The result was delicious and we honoured this life by devouring every skerick of its wonderfully edible self as participants of the web of ecological life.
In order to move towards an ecological culture we need to become the biological controls, participatory ecologists (as our sensible friend Russell Edwards would say) and ecological playmakers (as we would say) that industrial culture has all but perverted in its short life. We need to reinstate a non-waste, non polluting sensibility in everything we do.

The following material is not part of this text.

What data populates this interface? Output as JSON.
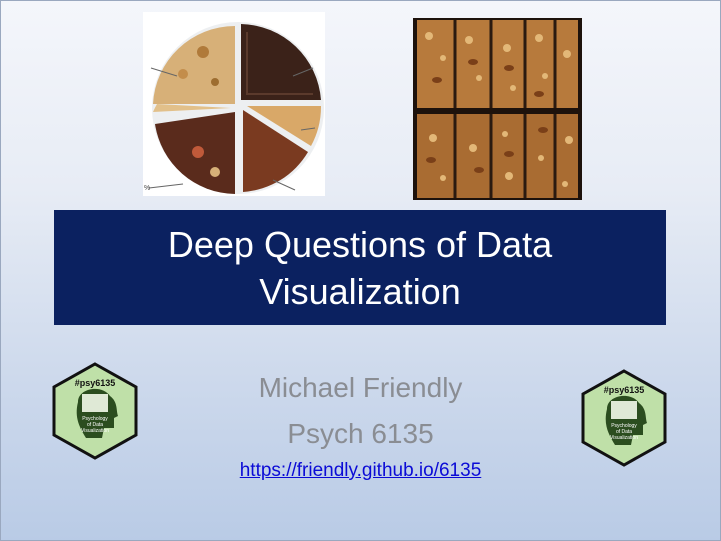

It is not possible to do this if we go along with mainstream modes of living and ideologies, especially concerning travel and food consumption. All the prejudices surrounding the edibility of this now common fish dissolved with each mouthful. No muddiness was detected despite the Nepean being a heavily disturbed river with motor boats and storm water damage. People just aren’t hungry enough, proclaimed Meg.
Carp now joins our growing list of desirable autonomous foods that need to be eaten on the long march from economic to ecological rationalism.
After a few days on the Nepean we left our blissful river camp of muddy swimming and fish treats and headed towards Penrith in near heatwave conditions. We decided to stow Zero in a box and jump a train from Penrith up to the Blue Mountains to escape the scorching heat that was daily progressing in the foothills.
We spent a hot afternoon in Katoomba looking for a place we could secretly settle for a while and nearing dusk we met Shane, an awesome local who completely read our needs. He gave us a tour of some hidden locations,
from which we chose our quiet little camp spot,
a ten minute walk to the heart of town, and only a two minute amble to this hidden away billabong.
Shane, you are the embodiment of the universal spirit of the freedom to roam. Thank you! We will rest now and wash,
and bring you shortly, dear blog reader, a post or two of our Blue Mountains’ adventure.